I deployed a loan-approval model. High accuracy. Then a regulator asked: 'Why did you reject this applicant?' I had no answer. These three techniques change that.
Interpretability for LLMs is like neuroscience for the brain. You can reason about behavior, but mechanistic understanding is an active research field. Use these techniques as guides and evidence, not absolute ground truth.
Technique 1: Attention Maps (The "What are you looking at?" Test)
Attention weights tell you what the model "looks at" when generating each token. Using circuitsvis, we can visualize these relationships in real-time.
# Visualize Attention with circuitsvis
import circuitsvis as cv
from transformers import AutoModelForCausalLM, AutoTokenizer
model = AutoModelForCausalLM.from_pretrained("gpt2", output_attentions=True)
tokenizer = AutoTokenizer.from_pretrained("gpt2")
text = "The doctor asked the nurse to help him with the patient."
tokens = tokenizer.tokenize(text)
inputs = tokenizer(text, return_tensors="pt")
outputs = model(**inputs)
# outputs.attentions is a tuple of [layers, batch, heads, seq, seq]
# Visualize Layer 0, Head 0
cv.attention.attention_heads(
tokens=tokens,
attention=outputs.attentions[0][0]
)
- Induction Heads: Heads that look back at previous instances of the current token to predict the next (crucial for in-context learning).
- Semantic Heads: Heads that attend to words in the same semantic category (e.g., attending to "doctor" when seeing "patient").
- Bias Check: Does the head for "him" attend more strongly to "doctor" than "nurse"? This reveals internal gender biases.
Technique 2: Sparse Autoencoders (SAEs)
Models pack millions of concepts into a small number of dimensions—a phenomenon called superposition. SAEs act as a decompressor, untangling these meanings into "interpretable features."
- In the Model: A single neuron might fire for "colors," "legal text," and "the word 'Paris'."
- In the SAE: Each latent feature represents exactly one concept. Feature #4023 fires ONLY for "deceptive intent."
# Conceptual SAE Implementation (PyTorch)
class SparseAutoencoder(nn.Module):
def __init__(self, d_model, d_sae):
super().__init__()
self.encoder = nn.Linear(d_model, d_sae)
self.decoder = nn.Linear(d_sae, d_model)
self.relu = nn.ReLU()
def forward(self, x):
# x: model hidden states [batch, d_model]
# latent: sparse representation [batch, d_sae]
latent = self.relu(self.encoder(x))
reconstructed = self.decoder(latent)
return reconstructed, latent
Using SAEs on Claude 3, researchers found a "Golden Gate Bridge" feature. By artificially boosting this feature's activation, they made Claude mention the bridge in every single response, regardless of the prompt.

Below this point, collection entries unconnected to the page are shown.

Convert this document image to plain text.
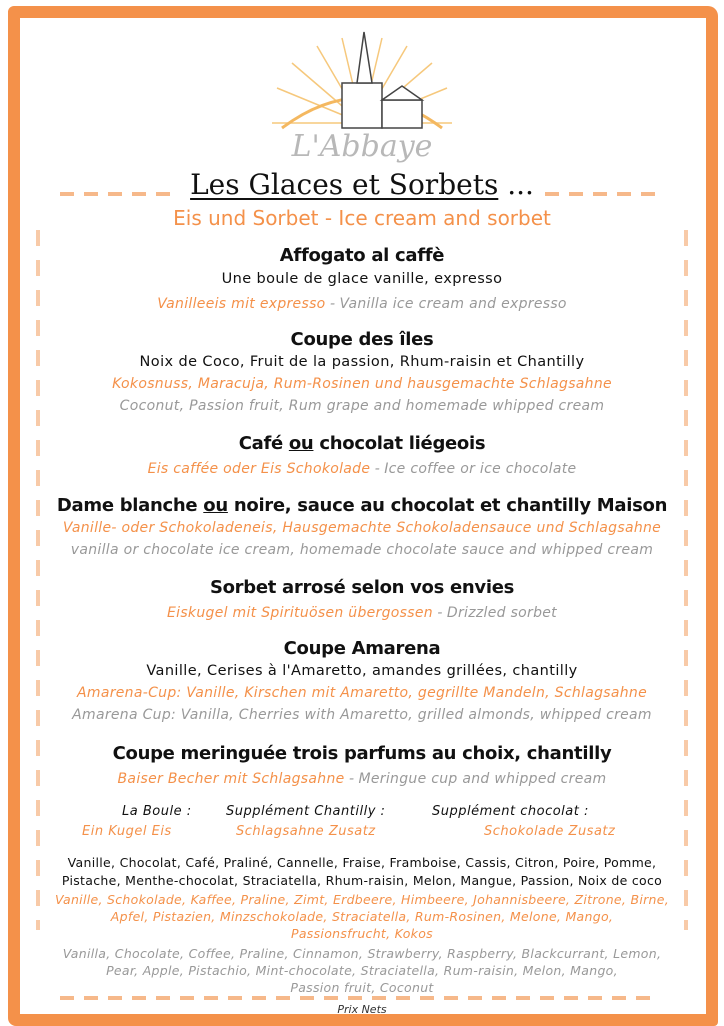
L'Abbaye
Les Glaces et Sorbets ...
Eis und Sorbet - Ice cream and sorbet
Affogato al caffè
Une boule de glace vanille, expresso
Vanilleeis mit expresso - Vanilla ice cream and expresso
Coupe des îles
Noix de Coco, Fruit de la passion, Rhum-raisin et Chantilly
Kokosnuss, Maracuja, Rum-Rosinen und hausgemachte Schlagsahne
Coconut, Passion fruit, Rum grape and homemade whipped cream
Café ou chocolat liégeois
Eis caffée oder Eis Schokolade - Ice coffee or ice chocolate
Dame blanche ou noire, sauce au chocolat et chantilly Maison
Vanille- oder Schokoladeneis, Hausgemachte Schokoladensauce und Schlagsahne
vanilla or chocolate ice cream, homemade chocolate sauce and whipped cream
Sorbet arrosé selon vos envies
Eiskugel mit Spirituösen übergossen - Drizzled sorbet
Coupe Amarena
Vanille, Cerises à l'Amaretto, amandes grillées, chantilly
Amarena-Cup: Vanille, Kirschen mit Amaretto, gegrillte Mandeln, Schlagsahne
Amarena Cup: Vanilla, Cherries with Amaretto, grilled almonds, whipped cream
Coupe meringuée trois parfums au choix, chantilly
Baiser Becher mit Schlagsahne - Meringue cup and whipped cream
La Boule :
Ein Kugel Eis
Supplément Chantilly :
Schlagsahne Zusatz
Supplément chocolat :
Schokolade Zusatz
Vanille, Chocolat, Café, Praliné, Cannelle, Fraise, Framboise, Cassis, Citron, Poire, Pomme,
Pistache, Menthe-chocolat, Straciatella, Rhum-raisin, Melon, Mangue, Passion, Noix de coco
Vanille, Schokolade, Kaffee, Praline, Zimt, Erdbeere, Himbeere, Johannisbeere, Zitrone, Birne,
Apfel, Pistazien, Minzschokolade, Straciatella, Rum-Rosinen, Melone, Mango,
Passionsfrucht, Kokos
Vanilla, Chocolate, Coffee, Praline, Cinnamon, Strawberry, Raspberry, Blackcurrant, Lemon,
Pear, Apple, Pistachio, Mint-chocolate, Straciatella, Rum-raisin, Melon, Mango,
Passion fruit, Coconut
Prix Nets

Technique 3: Steering Vectors (Behavioral Control)
If concepts are directions in the model's activation space, we can "steer" the model by adding or subtracting these directions during inference.

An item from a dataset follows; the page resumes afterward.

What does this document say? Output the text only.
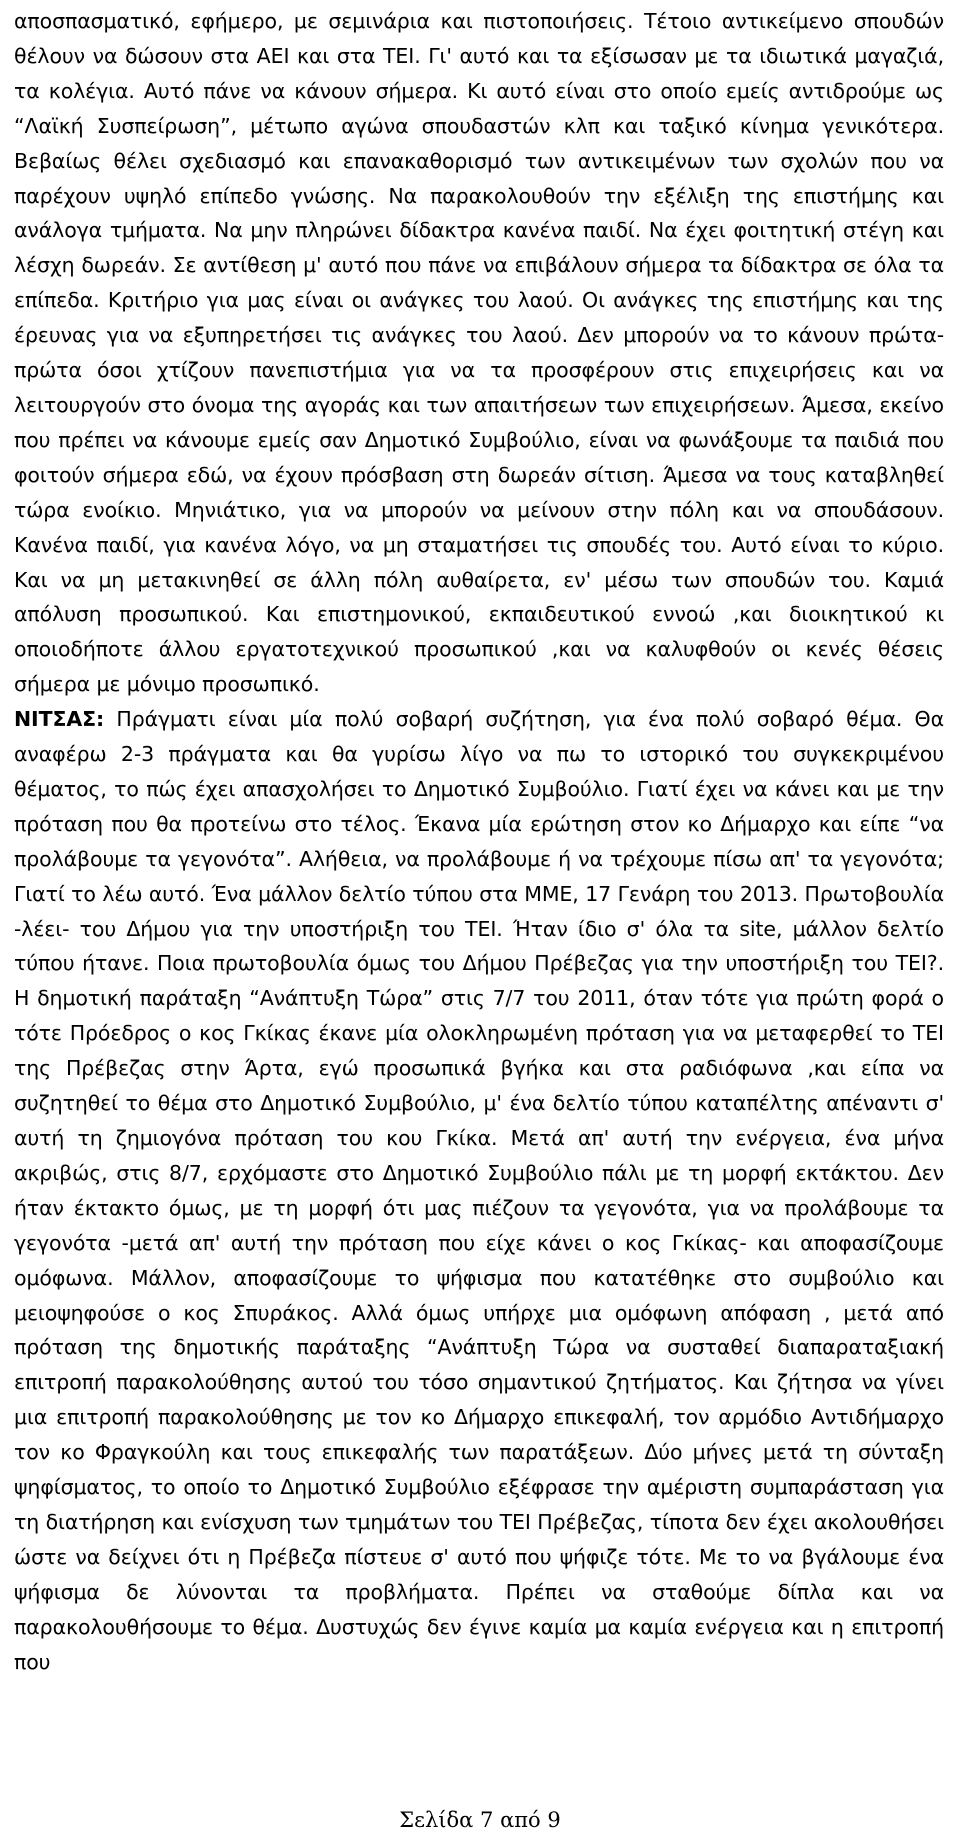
αποσπασματικό, εφήμερο, με σεμινάρια και πιστοποιήσεις. Τέτοιο αντικείμενο σπουδών θέλουν να δώσουν στα ΑΕΙ και στα ΤΕΙ. Γι' αυτό και τα εξίσωσαν με τα ιδιωτικά μαγαζιά, τα κολέγια. Αυτό πάνε να κάνουν σήμερα. Κι αυτό είναι στο οποίο εμείς αντιδρούμε ως “Λαϊκή Συσπείρωση”, μέτωπο αγώνα σπουδαστών κλπ και ταξικό κίνημα γενικότερα. Βεβαίως θέλει σχεδιασμό και επανακαθορισμό των αντικειμένων των σχολών που να παρέχουν υψηλό επίπεδο γνώσης. Να παρακολουθούν την εξέλιξη της επιστήμης και ανάλογα τμήματα. Να μην πληρώνει δίδακτρα κανένα παιδί. Να έχει φοιτητική στέγη και λέσχη δωρεάν. Σε αντίθεση μ' αυτό που πάνε να επιβάλουν σήμερα τα δίδακτρα σε όλα τα επίπεδα. Κριτήριο για μας είναι οι ανάγκες του λαού. Οι ανάγκες της επιστήμης και της έρευνας για να εξυπηρετήσει τις ανάγκες του λαού. Δεν μπορούν να το κάνουν πρώτα-πρώτα όσοι χτίζουν πανεπιστήμια για να τα προσφέρουν στις επιχειρήσεις και να λειτουργούν στο όνομα της αγοράς και των απαιτήσεων των επιχειρήσεων. Άμεσα, εκείνο που πρέπει να κάνουμε εμείς σαν Δημοτικό Συμβούλιο, είναι να φωνάξουμε τα παιδιά που φοιτούν σήμερα εδώ, να έχουν πρόσβαση στη δωρεάν σίτιση. Άμεσα να τους καταβληθεί τώρα ενοίκιο. Μηνιάτικο, για να μπορούν να μείνουν στην πόλη και να σπουδάσουν. Κανένα παιδί, για κανένα λόγο, να μη σταματήσει τις σπουδές του. Αυτό είναι το κύριο. Και να μη μετακινηθεί σε άλλη πόλη αυθαίρετα, εν' μέσω των σπουδών του. Καμιά απόλυση προσωπικού. Και επιστημονικού, εκπαιδευτικού εννοώ ,και διοικητικού κι οποιοδήποτε άλλου εργατοτεχνικού προσωπικού ,και να καλυφθούν οι κενές θέσεις σήμερα με μόνιμο προσωπικό.

ΝΙΤΣΑΣ: Πράγματι είναι μία πολύ σοβαρή συζήτηση, για ένα πολύ σοβαρό θέμα. Θα αναφέρω 2-3 πράγματα και θα γυρίσω λίγο να πω το ιστορικό του συγκεκριμένου θέματος, το πώς έχει απασχολήσει το Δημοτικό Συμβούλιο. Γιατί έχει να κάνει και με την πρόταση που θα προτείνω στο τέλος. Έκανα μία ερώτηση στον κο Δήμαρχο και είπε “να προλάβουμε τα γεγονότα”. Αλήθεια, να προλάβουμε ή να τρέχουμε πίσω απ' τα γεγονότα; Γιατί το λέω αυτό. Ένα μάλλον δελτίο τύπου στα ΜΜΕ, 17 Γενάρη του 2013. Πρωτοβουλία -λέει- του Δήμου για την υποστήριξη του ΤΕΙ. Ήταν ίδιο σ' όλα τα site, μάλλον δελτίο τύπου ήτανε. Ποια πρωτοβουλία όμως του Δήμου Πρέβεζας για την υποστήριξη του ΤΕΙ?. Η δημοτική παράταξη “Ανάπτυξη Τώρα” στις 7/7 του 2011, όταν τότε για πρώτη φορά ο τότε Πρόεδρος ο κος Γκίκας έκανε μία ολοκληρωμένη πρόταση για να μεταφερθεί το ΤΕΙ της Πρέβεζας στην Άρτα, εγώ προσωπικά βγήκα και στα ραδιόφωνα ,και είπα να συζητηθεί το θέμα στο Δημοτικό Συμβούλιο, μ' ένα δελτίο τύπου καταπέλτης απέναντι σ' αυτή τη ζημιογόνα πρόταση του κου Γκίκα. Μετά απ' αυτή την ενέργεια, ένα μήνα ακριβώς, στις 8/7, ερχόμαστε στο Δημοτικό Συμβούλιο πάλι με τη μορφή εκτάκτου. Δεν ήταν έκτακτο όμως, με τη μορφή ότι μας πιέζουν τα γεγονότα, για να προλάβουμε τα γεγονότα -μετά απ' αυτή την πρόταση που είχε κάνει ο κος Γκίκας- και αποφασίζουμε ομόφωνα. Μάλλον, αποφασίζουμε το ψήφισμα που κατατέθηκε στο συμβούλιο και μειοψηφούσε ο κος Σπυράκος. Αλλά όμως υπήρχε μια ομόφωνη απόφαση , μετά από πρόταση της δημοτικής παράταξης “Ανάπτυξη Τώρα να συσταθεί διαπαραταξιακή επιτροπή παρακολούθησης αυτού του τόσο σημαντικού ζητήματος. Και ζήτησα να γίνει μια επιτροπή παρακολούθησης με τον κο Δήμαρχο επικεφαλή, τον αρμόδιο Αντιδήμαρχο τον κο Φραγκούλη και τους επικεφαλής των παρατάξεων. Δύο μήνες μετά τη σύνταξη ψηφίσματος, το οποίο το Δημοτικό Συμβούλιο εξέφρασε την αμέριστη συμπαράσταση για τη διατήρηση και ενίσχυση των τμημάτων του ΤΕΙ Πρέβεζας, τίποτα δεν έχει ακολουθήσει ώστε να δείχνει ότι η Πρέβεζα πίστευε σ' αυτό που ψήφιζε τότε. Με το να βγάλουμε ένα ψήφισμα δε λύνονται τα προβλήματα. Πρέπει να σταθούμε δίπλα και να παρακολουθήσουμε το θέμα. Δυστυχώς δεν έγινε καμία μα καμία ενέργεια και η επιτροπή που

Σελίδα 7 από 9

# Applying a Steering Vector during generation
def generate_with_steering(model, tokenizer, prompt, steering_vector, alpha=1.0):
# 1. Get activations for the prompt
inputs = tokenizer(prompt, return_tensors="pt")
# 2. Add the steering vector to the hidden states at a specific layer
# hidden_states = hidden_states + (alpha * steering_vector)
# 3. Complete the forward pass with the modified states
# This effectively 'nudges' the model's 'thought process'
pass
Steering in Action: Tone Control
"The weather is absolute trash. I hate everything about this day."
"The weather is overcast today with a slight chance of rain."
"What a magnificent, refreshing day! The clouds look like beautiful art."
Practical Workflow: Diagnose & Intervene
The Interpretability Cycle
Use Attention Maps to identify which tokens are driving a specific output.
Use SAE Features to see if a "bias" or "safety" feature is active.
Apply a Steering Vector in the opposite direction to neutralize the behavior.
Re-run the test to ensure the intervention worked without breaking other capabilities.
Key Takeaways
Just because a model looks at a word doesn't mean it's the 'reason' for the answer. Interpretability requires multiple layers of evidence.
Don't just look at what the model says (behavioral). Look at the internal activations (mechanistic) to find the 'why.'
You can toggle a steering vector on/off per request. Fine-tuning is permanent and can lead to 'catastrophic forgetting' of other skills.